Nice-Matin (Cannes)

«Sur scène, on compense par le corps et la justesse»

Yohann Metay propose dès ce soir La frénésie du papillon, son seul en scène au théâtre Le Tribunal. Un spectacle tout en dérision sur les tourments de l’écriture de l’humoriste

- PROPOS RECUEILLIS PAR JÉRÉMY TOMATIS jtomatis@nicematin.fr

Avec La frénésie du papillon, qu’il joue dès ce soir sur la scène du théâtre Le Tribunal, Yohann Metay dépoussièr­e le spectacle d’improvisat­ion. Et évoque ses tourments d’artiste par la même occasion et avec dérision. Ceux-là même qui l’ont amené, au final et après une certaine remise en question, à dessiner un seul en scène tout en émotion. Avec une véritable performanc­e de comédien, il dévoile la complexité de sa créativité. Tel un sportif, qu’il est puisqu’il pratique notamment le trail – thème central de son spectacle Le dossard 512 –, il aborde ainsi l’aspect mental du jeu d’acteur. Une approche semblable à celle de n’importe quel compétiteu­r, qui doit sans cesse renouveler son approche pour conserver un effet de surprise.

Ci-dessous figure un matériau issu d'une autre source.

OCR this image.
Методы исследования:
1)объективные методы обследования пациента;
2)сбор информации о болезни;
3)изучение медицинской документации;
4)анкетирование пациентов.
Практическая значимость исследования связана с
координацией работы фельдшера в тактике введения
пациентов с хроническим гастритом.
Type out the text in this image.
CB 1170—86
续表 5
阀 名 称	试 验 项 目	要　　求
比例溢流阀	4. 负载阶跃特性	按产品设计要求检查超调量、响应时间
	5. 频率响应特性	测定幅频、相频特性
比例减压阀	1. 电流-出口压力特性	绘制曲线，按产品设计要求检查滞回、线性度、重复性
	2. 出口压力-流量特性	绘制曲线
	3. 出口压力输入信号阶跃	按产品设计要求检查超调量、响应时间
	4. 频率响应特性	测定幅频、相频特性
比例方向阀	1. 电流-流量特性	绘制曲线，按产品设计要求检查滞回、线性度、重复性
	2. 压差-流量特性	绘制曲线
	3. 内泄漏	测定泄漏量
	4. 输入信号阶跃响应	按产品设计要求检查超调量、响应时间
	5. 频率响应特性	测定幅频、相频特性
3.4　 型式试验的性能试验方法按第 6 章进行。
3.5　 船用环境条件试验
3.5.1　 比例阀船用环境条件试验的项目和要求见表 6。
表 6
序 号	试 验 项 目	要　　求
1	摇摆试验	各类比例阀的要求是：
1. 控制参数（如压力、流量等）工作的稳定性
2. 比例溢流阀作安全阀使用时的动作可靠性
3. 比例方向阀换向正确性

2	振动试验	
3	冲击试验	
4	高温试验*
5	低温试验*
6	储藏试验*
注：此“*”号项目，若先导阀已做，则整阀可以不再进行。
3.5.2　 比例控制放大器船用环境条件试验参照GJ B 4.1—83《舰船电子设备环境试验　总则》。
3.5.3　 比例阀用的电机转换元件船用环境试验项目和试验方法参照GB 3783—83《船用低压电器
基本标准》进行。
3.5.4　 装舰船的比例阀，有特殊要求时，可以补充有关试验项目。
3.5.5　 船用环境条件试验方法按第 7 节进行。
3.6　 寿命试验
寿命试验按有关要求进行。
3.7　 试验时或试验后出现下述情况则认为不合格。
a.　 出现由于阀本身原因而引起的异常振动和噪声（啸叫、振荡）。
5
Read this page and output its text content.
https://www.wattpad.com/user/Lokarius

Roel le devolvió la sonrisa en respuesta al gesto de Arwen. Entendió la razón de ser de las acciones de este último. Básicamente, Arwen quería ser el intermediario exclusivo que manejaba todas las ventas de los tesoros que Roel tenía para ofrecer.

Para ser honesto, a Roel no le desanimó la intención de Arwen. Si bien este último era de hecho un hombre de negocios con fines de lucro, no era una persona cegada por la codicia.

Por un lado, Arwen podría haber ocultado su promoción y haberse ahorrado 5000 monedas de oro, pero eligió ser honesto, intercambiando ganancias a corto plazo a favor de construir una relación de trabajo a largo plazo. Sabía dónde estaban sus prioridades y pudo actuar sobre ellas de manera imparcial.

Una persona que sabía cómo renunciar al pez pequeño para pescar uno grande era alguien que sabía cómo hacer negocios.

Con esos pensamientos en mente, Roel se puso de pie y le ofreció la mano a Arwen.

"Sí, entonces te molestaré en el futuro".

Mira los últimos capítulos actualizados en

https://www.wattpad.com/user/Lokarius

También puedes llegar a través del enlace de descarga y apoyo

Pourquoi cette allégorie comme titre de votre spectacle ?

Le papillon, c’est la vie éphémère. On dit souvent qu’ils ne vivent qu’une journée… Même si ce n’est pas vraiment vrai, au lieu de prendre le temps et de savourer les choses, mon personnage est un peu comme un papillon. Il va de fleur en fleur, il veut toutes les goûter mais sans prendre le temps d’en goûter réellement une. Et au final, il dépense une énergie de dingue à essayer de tout faire. Mais finit par ne rien faire de bien. Ce personnage, qui n’a finalement rien écrit, pas même le spectacle dont il rêvait parce qu’il voulait tout mettre dedans, va raconter au public pourquoi et comment il en est arrivé là. S’en suivent toute une série de digression­s et d’aventures.

Le point de départ est votre propre vécu ?

C’est ma vérité, au départ. Après, je m’amuse avec ça, je détourne et je fais le con. Mais oui, ça vient d’un moment où je n’arrivais pas à sortir un nouveau spectacle. Mais c’était parce que je voulais explorer trop de pistes à la fois. Je voulais trop en faire.

Pourquoi autant de tourments ?

C’est venu avec le fait que mon premier spectacle fonctionne bien. Puis un autre, Le dossard , qui fonctionne très bien. Je me suis senti obligé, comme si ça venait d’une voix intérieure, d’en faire un autre encore mieux. Plus intelligen­t, plus populaire, plus ci, plus ça… Et il y a aussi peutêtre le désir de succès et de gloire. Quand tout ça s’abat sur ta main, celle qui tient le stylo, ben ça dérape. Et ça devient compliqué.

C’est la rançon du succès, justement ?

Oui, même si le succès reste tout relatif. Je n’en suis pas encore à faire des zéniths, etc. Mais quand ça marche bien, on veut faire encore mieux. C’est un peu comme le joueur de tennis qui a le bras qui tremble, à la fin, quand il a l’opportunit­é de gagner le match. C’est là que l’envie de gagner est tellement forte que le bras commence à trembler.

Vous êtes très sportif et faites

notamment du trail. Sur scène, tout se joue aussi dans la tête ?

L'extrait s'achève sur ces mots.